Well, basically, it is all about creating a certain face for your brand. This way, when people hear the name of your company or of the products and services that you offer, a logo or image of your brand would easily come to mind. Like, when you hear the words Google or Buzzfeed, the logos of these companies come to mind. There gets to be recall. And that’s something that you should also aspire for your company.
This means that if you want people to remember what you’re all about, you need to be coherent with the logos and images, or the color patterns that you use for packaging and promotional materials. These include:
- Web Pages/Web Sites
- Employee Uniforms, if any
- Business Cards
If you’re trying to assure that it all goes well with the marketing mix, physical evidence must get together—so you don’t get to confuse your followers, and potential followers, too.
Physical Environment and Spatial Layouts
Now, you also need to keep in mind that physical evidence isn’t just about putting a logo out there, or giving away flyers or posters with graphics that relate to your company in it. You also need to make sure that somehow, the physical environment of your office says a lot about what you’re trying to offer, too.
When it comes to spatial layouts, functionality is important. You know, you really won’t be able to work properly if you’re in a space that’s just so cramped, or so filled up with things that you don’t really need. You have to make sure that you have cleaned up well, and that you’re able to do everything you need to do without panicking, or having to go somewhere else.
So, it’s important to have the kind of office that you really could work in. It should be functional. Aesthetics can only take you so far, you see. You need a space where your creative juices could really flow.
Ambience Is Key
Aside from having functional space, ambience is also an example of physical evidence that you need to work on.
Okay, so ambience is not tangible, that’s true. But, it’s still considered as physical evidence because somehow, when you add up what you have done to your space and on the issue of corporate branding, it would all culminate to the ambience that your space would give.
Think about eating at your favorite restaurant, for example. You know that you don’t only go there for the food—you also go there because you like the ambience. You like how it makes you feel.
That also goes for your office and for your products. In marketing, people don’t just try to research on the products right away. They want to know and feel like these products were created with utmost care, and that they were created in places that speak a lot about the company itself.
Just take for example the fact that these days, there’s a big clamor for unconventional offices. By unconventional, it means unique. It means that while these offices are still functional, they do not make the employees feel restricted.

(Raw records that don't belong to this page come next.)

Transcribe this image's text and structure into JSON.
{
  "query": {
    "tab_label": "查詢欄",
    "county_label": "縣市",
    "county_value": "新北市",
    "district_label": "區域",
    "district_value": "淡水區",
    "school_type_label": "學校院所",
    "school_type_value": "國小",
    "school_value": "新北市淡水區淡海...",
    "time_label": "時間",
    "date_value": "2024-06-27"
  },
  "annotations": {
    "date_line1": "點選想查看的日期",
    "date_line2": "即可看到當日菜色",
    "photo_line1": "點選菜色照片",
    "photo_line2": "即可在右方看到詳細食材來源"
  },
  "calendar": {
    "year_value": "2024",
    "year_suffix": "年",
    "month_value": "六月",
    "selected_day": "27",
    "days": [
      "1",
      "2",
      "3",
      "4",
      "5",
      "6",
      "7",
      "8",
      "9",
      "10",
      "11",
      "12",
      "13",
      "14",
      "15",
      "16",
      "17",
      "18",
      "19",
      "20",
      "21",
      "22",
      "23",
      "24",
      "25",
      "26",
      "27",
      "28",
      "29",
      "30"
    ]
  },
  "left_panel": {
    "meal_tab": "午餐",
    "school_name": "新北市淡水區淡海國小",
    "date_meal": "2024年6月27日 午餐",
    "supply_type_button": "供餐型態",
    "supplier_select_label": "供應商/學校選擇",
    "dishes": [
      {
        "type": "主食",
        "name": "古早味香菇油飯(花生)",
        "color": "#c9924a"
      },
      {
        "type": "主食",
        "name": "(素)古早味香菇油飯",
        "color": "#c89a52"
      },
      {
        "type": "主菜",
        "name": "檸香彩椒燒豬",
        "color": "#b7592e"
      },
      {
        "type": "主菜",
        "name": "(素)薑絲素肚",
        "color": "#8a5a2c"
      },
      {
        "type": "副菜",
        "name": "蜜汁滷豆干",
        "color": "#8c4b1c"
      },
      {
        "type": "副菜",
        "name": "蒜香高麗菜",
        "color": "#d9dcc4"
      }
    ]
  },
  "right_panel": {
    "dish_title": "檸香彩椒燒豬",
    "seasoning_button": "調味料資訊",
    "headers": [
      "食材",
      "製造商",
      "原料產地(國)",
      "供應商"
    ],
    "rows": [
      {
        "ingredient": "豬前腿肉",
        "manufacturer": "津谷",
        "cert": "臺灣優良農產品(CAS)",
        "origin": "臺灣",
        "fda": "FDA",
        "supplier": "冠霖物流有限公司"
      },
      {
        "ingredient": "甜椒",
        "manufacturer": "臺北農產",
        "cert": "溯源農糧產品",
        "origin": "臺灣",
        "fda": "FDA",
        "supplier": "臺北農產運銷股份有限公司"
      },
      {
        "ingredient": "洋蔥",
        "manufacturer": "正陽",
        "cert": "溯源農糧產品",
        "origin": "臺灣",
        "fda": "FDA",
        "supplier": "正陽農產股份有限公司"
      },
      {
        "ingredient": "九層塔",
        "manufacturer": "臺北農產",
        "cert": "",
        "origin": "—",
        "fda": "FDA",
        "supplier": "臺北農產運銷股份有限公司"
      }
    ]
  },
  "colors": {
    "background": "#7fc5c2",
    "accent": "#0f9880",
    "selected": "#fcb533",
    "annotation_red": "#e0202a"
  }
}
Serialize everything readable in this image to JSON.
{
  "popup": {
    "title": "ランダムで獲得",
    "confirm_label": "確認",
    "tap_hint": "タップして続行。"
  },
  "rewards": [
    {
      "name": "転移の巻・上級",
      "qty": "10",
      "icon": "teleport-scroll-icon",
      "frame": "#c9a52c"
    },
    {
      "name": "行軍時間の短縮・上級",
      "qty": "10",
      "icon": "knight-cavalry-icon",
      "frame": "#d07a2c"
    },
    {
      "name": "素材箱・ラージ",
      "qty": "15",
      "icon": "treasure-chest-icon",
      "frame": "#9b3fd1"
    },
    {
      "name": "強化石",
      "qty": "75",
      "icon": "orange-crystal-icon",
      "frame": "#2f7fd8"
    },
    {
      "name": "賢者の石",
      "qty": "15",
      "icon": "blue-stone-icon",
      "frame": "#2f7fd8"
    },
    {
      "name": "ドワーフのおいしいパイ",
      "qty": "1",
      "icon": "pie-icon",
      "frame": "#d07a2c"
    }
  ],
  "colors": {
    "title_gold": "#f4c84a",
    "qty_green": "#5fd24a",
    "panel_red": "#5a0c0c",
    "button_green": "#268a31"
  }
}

Think of Google’s office with all those bean bags and couches. Or, what about Pinterest’s office that speaks a lot about the company, corkboards and vision boards and all? Not to mention, there’s this light color palette going on, too!
Make It Interesting
In short, in order to spark interest, you need to make sure that you don’t just follow the rules and stay stagnant. Yes, you do have to follow rules, but you also have to keep in mind that you can always put your own spin on things.
No company has been successful just by trying to be what everyone expected them to be, you know? So, you do have to exert extra effort—and prove that by physical evidence alone, you could already impress people and make revenue. Once this happens, you know you have marketing mix in the right track!